Instruments for minimising risk
The EAA has fine-tuned the instruments used by banks to manage risks, and has tailored them to suit its mandate and its portfolio. Its risk management systems allow it to react in the shortest time possible to changes in market parameters or credit events. A comprehensive system is used to closely monitor and manage the exposures in question. Depending on how great the risk potential is, the experts in the EAA’s Credit Risk Management department may define different measures for counteracting the risk. If necessary, they mitigate the potential loss through restructuring measures that may be complex and possibly protracted. In addition to fundamental market and industry knowledge, as well as restructuring expertise, negotiating skills are also required to achieve the best result from assets at risk of default.
Restructuring and sale in Tokyo
In 2008, a subsidiary of WestLB funded a commercial building located in a sought-after location in Tokyo. The building in the Ginza shopping district offered more than 2,000 square metres of shopping and office space. The borrower was a real estate fund from Singapore.
The initial situation
As the fund management company could only rent out 50 percent of the space, the loan was at risk of default. The subsidiary of the former Landesbank had already recognised a valueadjustment on the exposure before it was transferred to the EAA. The fund approached the EAA in mid-2013, requesting to lower the interest and principal payments, or to even suspend them. The EAA refused and accepted that the borrower would subsequently default on its payments, after which the Japanese subsidiary of the EAA assumed ownership rights of the property.
EAA Japan KK opted for a new management for the building and for a strict marketing concept, and succeeded in renting all of the space and significantly enhancing the market value of the asset. The sale was then prepared. A new investor acquired the complex at the end of 2015.
The proceeds almost covered the entire loan amount. The adjustments created by the former WestLB subsidiary were not utilised. The Japanese subsidiary of the EAA therefore generated a positive contribution of more than EUR 8 million in 2015.
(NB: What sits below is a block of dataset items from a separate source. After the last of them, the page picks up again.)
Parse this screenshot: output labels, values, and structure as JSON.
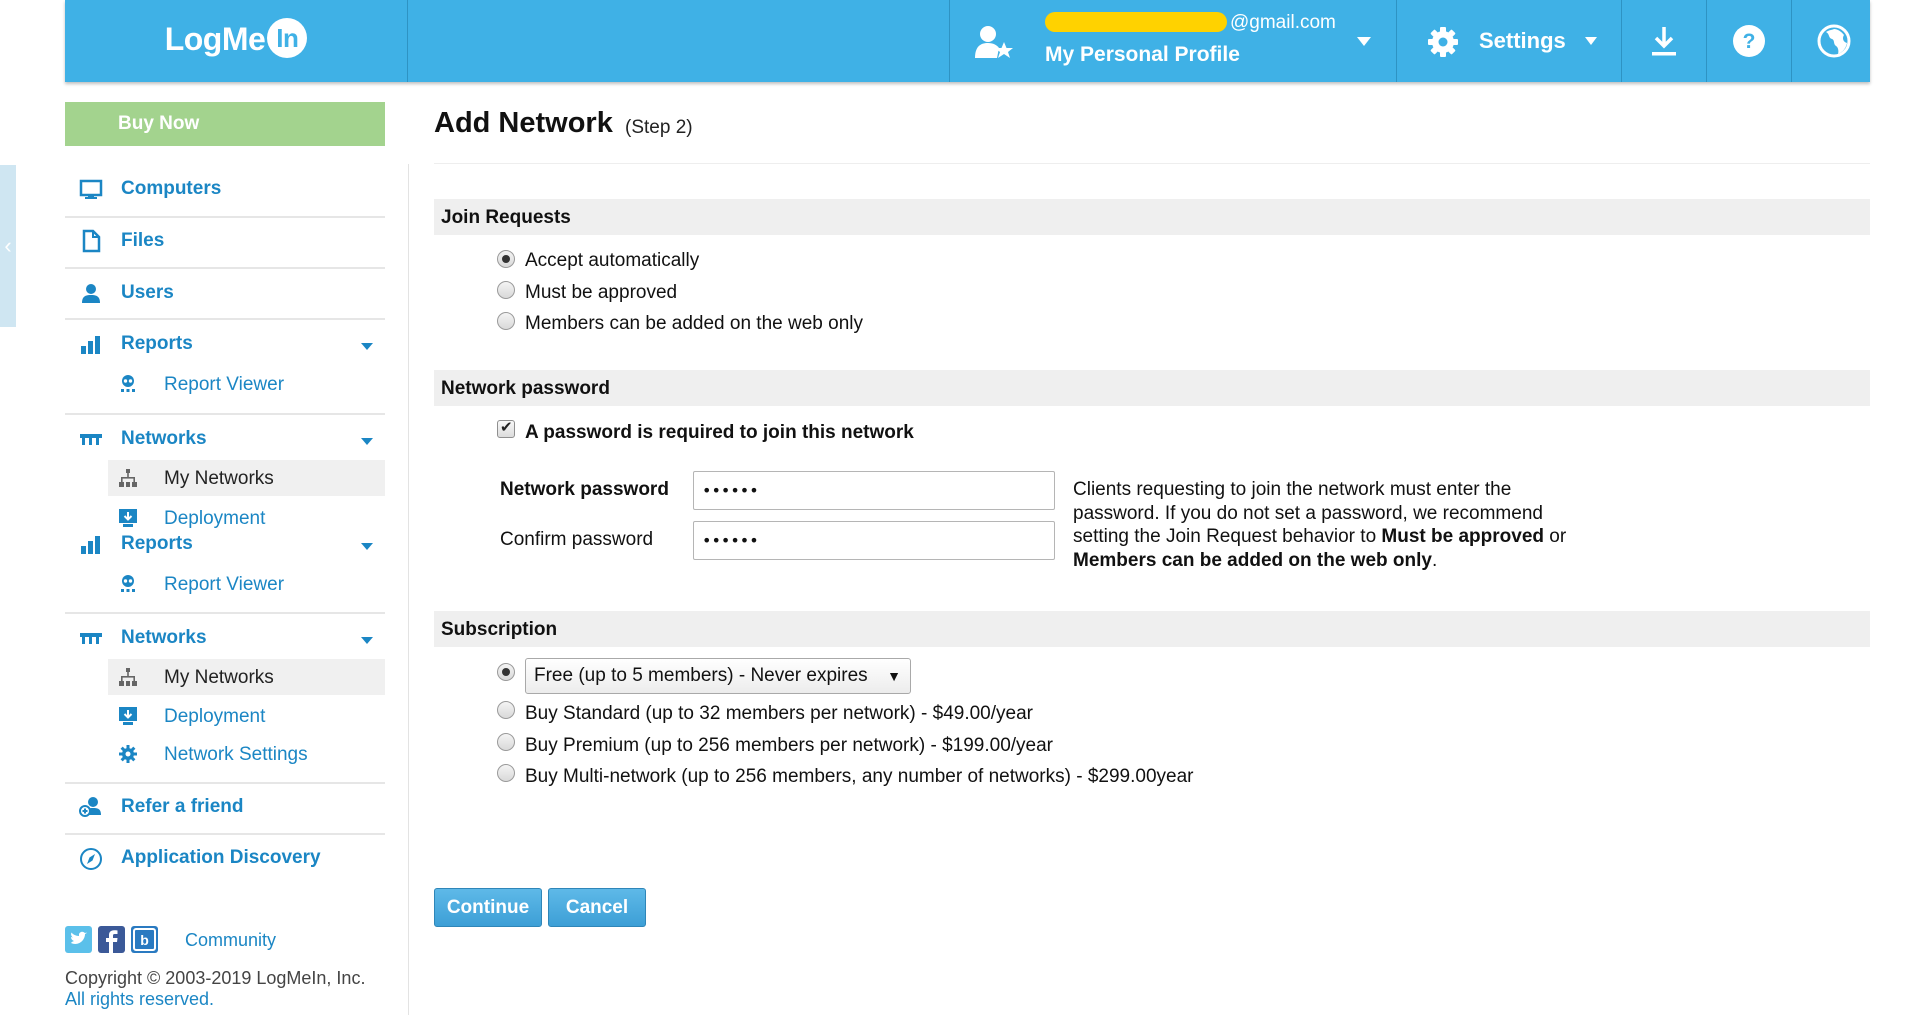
{
  "header": {
    "logo_text": "LogMe",
    "logo_in": "In",
    "email_suffix": "@gmail.com",
    "profile_name": "My Personal Profile",
    "settings_label": "Settings",
    "colors": {
      "header_bg": "#3fb1e6",
      "redaction": "#ffd200"
    },
    "icons": [
      "user-star-icon",
      "gear-icon",
      "download-icon",
      "help-icon",
      "globe-icon"
    ]
  },
  "sidebar": {
    "buy_now": "Buy Now",
    "items": {
      "computers": "Computers",
      "files": "Files",
      "users": "Users",
      "reports": "Reports",
      "report_viewer": "Report Viewer",
      "networks": "Networks",
      "my_networks": "My Networks",
      "deployment": "Deployment",
      "network_settings": "Network Settings",
      "refer_friend": "Refer a friend",
      "app_discovery": "Application Discovery"
    },
    "community": "Community",
    "copyright": "Copyright © 2003-2019 LogMeIn, Inc.",
    "rights": "All rights reserved.",
    "colors": {
      "link": "#1b86c4",
      "buy_now_bg": "#a3d38e"
    }
  },
  "main": {
    "title": "Add Network",
    "step": "(Step 2)",
    "join_requests": {
      "heading": "Join Requests",
      "options": [
        "Accept automatically",
        "Must be approved",
        "Members can be added on the web only"
      ],
      "selected": 0
    },
    "password": {
      "heading": "Network password",
      "required_label": "A password is required to join this network",
      "required_checked": true,
      "password_label": "Network password",
      "password_value": "••••••",
      "confirm_label": "Confirm password",
      "confirm_value": "••••••",
      "help_part1": "Clients requesting to join the network must enter the password. If you do not set a password, we recommend setting the Join Request behavior to ",
      "help_bold1": "Must be approved",
      "help_part2": " or ",
      "help_bold2": "Members can be added on the web only",
      "help_part3": "."
    },
    "subscription": {
      "heading": "Subscription",
      "free_selected_value": "Free (up to 5 members) - Never expires",
      "options": [
        "Buy Standard (up to 32 members per network) - $49.00/year",
        "Buy Premium (up to 256 members per network) - $199.00/year",
        "Buy Multi-network (up to 256 members, any number of networks) - $299.00year"
      ]
    },
    "continue_label": "Continue",
    "cancel_label": "Cancel"
  }
}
Exit from a high-risk airport property
Together with another big bank, the former WestLB funded an airport centre in Eastern Europe. A hotel was built with additional shops and offices. The property management company was supposed to service the loans from the rental income.
The initial situation
Demand failed to materialise and the shops and offices stood vacant. A well-known chain offered the hotel rooms for EUR 60, but occupancy remained weak. The loan was transferred to the EAA in 2012, which subsequently re-evaluated it. The assessment resulted in the receivables being written down. With the help of its parent company, however, the borrower met its obligations until autumn 2014. The situation then escalated. An investor acquired the parent company and refused to inject funds into the airport centre. The borrower was unable to present any solution until maturity at the end of 2014. The restructuring was also hampered as the centre was built on a leasehold property belonging to the airport holding company, which rejected alternative concepts. Insolvency threatened – and thus default of the loan.
The term was extended by three months to avoid insolvency. The EAA itself entered into negotiations on the property. The primary objective was to sound out if a project development company that was already in contact with the borrower might be an interested buyer. The project developer acquired the EAA‘s receivables at a relatively moderate discount. The syndicate bank involved agreed to provide follow-up funding.
Thanks to intensive negotiations, part of the written-down value could be recouped and a positive effect of over EUR 1 million was achieved in the wind-up planning. At the same time, the EAA was able to withdraw completely from a highrisk exposure.